Sopir berteriak-teriak sembari memukul-mukul badan bus. Penumpang yang hanya segelintir itu sontak ramai-ramai turun. Ini di tengah hutan. Bukit Barisan Selatan masih dipayungi kabut muram sementara matahari baru akan terbit.
Seorang bapak setengah baya menggerutu sembari menepuk-nepuk topinya. Sopir marah-marah tidak jelas sementara si kernet hanya terdiam memperhatikan. Asnya patah. Bus ini baru saja mengalami patah poros ketika berusaha untuk mendaki tanjakan di Bukit Barisan Selatan. Sebuah kesialan yang berlipat karena lintasan Liwa-Bintuhan ini adalah zona rawan bajing loncat, perampok jalanan.

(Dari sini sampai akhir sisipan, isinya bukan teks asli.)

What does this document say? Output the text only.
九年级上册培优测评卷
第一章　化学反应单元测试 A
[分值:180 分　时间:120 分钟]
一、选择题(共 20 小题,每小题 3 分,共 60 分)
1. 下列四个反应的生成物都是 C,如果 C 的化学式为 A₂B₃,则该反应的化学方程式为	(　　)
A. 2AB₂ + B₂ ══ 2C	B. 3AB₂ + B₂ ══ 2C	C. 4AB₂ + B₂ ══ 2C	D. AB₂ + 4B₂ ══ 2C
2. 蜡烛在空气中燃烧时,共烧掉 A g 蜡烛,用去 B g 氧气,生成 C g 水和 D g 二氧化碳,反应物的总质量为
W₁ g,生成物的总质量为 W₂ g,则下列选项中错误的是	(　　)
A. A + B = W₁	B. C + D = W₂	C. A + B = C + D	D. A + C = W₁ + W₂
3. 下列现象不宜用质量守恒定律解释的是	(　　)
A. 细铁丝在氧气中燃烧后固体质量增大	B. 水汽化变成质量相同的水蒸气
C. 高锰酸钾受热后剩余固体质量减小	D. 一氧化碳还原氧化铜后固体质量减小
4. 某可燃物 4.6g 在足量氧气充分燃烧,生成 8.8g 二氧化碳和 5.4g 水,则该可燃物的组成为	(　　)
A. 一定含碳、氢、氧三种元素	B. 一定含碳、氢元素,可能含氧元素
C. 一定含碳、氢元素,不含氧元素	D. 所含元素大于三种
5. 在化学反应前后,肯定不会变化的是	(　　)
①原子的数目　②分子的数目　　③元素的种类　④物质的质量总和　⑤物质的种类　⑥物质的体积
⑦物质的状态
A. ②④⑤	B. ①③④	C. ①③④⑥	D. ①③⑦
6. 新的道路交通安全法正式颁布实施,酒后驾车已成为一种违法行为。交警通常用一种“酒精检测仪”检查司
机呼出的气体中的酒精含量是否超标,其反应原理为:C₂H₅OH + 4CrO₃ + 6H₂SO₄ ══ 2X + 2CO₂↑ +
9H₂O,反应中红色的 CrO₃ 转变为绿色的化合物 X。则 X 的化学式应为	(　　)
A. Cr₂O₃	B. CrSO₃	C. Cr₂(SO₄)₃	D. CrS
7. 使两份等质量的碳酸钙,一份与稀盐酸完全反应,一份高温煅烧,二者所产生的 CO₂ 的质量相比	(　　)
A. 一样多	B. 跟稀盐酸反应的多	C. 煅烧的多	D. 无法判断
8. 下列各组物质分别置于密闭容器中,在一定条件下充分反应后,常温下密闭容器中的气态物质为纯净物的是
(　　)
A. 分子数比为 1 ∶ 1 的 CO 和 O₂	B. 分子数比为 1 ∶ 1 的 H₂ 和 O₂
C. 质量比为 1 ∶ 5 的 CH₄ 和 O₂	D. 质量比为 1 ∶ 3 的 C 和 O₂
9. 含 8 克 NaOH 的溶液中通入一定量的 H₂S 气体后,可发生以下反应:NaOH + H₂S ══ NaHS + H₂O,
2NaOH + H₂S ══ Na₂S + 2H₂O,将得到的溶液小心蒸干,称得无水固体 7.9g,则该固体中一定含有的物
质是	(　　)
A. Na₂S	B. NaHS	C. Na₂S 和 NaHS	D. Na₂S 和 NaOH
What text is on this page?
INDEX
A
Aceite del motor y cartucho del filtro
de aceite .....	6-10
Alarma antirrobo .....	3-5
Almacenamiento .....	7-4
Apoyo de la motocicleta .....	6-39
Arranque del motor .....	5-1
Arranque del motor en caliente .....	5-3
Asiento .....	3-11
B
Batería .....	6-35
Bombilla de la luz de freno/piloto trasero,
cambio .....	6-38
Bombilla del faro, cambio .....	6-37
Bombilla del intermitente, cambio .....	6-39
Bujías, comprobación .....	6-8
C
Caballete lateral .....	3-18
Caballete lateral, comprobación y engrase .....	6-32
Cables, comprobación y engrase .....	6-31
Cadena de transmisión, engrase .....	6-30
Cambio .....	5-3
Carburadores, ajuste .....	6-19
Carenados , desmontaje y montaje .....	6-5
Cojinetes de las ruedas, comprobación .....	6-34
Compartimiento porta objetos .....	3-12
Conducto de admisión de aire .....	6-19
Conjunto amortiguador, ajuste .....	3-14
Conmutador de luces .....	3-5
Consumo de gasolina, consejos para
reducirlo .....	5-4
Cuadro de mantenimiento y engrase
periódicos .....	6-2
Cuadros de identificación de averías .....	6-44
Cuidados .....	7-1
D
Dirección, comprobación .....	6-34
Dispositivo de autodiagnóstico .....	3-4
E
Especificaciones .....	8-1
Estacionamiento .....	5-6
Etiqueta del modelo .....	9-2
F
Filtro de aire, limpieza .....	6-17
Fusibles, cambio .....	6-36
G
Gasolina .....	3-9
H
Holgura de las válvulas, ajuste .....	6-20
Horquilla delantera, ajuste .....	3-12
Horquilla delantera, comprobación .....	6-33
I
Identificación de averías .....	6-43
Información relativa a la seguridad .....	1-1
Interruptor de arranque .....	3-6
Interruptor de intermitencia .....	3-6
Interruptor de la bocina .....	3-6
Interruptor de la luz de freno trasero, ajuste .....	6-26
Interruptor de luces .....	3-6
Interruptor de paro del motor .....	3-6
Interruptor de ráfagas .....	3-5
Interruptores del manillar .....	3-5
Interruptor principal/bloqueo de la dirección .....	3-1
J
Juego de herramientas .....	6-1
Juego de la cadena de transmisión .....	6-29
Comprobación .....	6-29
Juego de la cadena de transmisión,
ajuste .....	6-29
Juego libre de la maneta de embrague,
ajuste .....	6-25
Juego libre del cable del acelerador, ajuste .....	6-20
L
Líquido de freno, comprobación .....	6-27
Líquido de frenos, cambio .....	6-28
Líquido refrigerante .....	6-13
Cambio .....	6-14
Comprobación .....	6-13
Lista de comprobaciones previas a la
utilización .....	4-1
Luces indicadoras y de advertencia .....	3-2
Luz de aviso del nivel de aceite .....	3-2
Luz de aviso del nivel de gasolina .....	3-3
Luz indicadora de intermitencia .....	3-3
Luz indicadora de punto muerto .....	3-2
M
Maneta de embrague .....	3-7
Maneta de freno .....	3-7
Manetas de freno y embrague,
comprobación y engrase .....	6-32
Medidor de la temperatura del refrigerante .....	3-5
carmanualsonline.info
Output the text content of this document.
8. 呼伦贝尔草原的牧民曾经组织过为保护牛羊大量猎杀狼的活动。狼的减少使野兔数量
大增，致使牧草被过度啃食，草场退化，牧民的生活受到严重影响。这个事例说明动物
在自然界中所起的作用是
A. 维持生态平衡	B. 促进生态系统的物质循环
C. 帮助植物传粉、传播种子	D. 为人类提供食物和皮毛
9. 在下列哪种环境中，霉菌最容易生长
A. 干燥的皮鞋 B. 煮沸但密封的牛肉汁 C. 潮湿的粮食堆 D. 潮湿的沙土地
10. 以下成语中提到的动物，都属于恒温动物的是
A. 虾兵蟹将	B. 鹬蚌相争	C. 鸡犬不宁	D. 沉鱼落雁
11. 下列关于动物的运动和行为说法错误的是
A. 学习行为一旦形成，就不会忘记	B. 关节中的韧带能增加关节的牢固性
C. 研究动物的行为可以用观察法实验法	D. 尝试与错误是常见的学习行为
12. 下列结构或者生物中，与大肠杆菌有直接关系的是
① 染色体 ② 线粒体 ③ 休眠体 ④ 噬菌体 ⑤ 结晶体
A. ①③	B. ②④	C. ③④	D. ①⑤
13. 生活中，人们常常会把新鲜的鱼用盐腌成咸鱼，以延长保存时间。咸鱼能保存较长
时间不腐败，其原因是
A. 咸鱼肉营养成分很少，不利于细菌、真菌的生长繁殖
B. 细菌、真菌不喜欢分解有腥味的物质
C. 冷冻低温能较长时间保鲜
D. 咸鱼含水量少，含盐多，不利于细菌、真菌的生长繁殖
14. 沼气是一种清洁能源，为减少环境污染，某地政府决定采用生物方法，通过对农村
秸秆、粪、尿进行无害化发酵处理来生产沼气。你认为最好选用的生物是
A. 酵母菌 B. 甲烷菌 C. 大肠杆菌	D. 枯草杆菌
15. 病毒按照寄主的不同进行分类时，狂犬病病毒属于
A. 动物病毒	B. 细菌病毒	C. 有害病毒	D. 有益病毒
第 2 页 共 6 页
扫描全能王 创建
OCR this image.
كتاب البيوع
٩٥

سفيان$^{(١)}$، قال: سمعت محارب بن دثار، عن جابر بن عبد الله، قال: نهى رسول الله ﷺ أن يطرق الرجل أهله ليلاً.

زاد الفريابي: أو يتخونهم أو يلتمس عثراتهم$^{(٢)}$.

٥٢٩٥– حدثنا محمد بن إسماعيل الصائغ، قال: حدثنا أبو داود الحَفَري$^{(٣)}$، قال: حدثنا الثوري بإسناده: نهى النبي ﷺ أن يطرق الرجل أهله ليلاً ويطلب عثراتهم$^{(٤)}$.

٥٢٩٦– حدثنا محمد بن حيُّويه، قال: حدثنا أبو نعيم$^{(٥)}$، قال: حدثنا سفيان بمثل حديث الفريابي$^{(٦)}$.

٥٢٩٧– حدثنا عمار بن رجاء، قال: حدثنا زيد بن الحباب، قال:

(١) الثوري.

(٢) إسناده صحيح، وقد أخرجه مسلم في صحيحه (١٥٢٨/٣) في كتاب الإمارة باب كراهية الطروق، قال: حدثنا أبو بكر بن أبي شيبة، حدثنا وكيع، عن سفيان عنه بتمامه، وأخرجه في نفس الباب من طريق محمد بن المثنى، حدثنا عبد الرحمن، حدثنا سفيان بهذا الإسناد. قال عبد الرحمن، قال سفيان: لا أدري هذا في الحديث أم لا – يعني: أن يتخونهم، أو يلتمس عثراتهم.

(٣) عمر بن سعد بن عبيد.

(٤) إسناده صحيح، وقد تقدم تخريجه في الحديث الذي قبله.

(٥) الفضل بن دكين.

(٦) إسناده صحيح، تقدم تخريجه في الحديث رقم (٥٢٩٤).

Butuh beberapa jam di wilayah penuh nestapa itu hingga datangnya bala bantuan dari bus lain sebelum kami bisa meneruskan perjalanan. Kembara dari Jakarta ke Bengkulu makan waktu lebih dari tiga puluh dua jam. Jumat pagi pukul sepuluh kami berlepas dari pelataran terminal Pulo Gadung. Hari ini, Sabtu pukul enam sore, kami tiba di Bengkulu.
Perjalanan panjang yang meratakan pantat itu menjadi catatan sendiri di dalam penjelajahan provinsi Bengkulu kali ini. Petualangan belum dimulai, masalah sudah menghadang.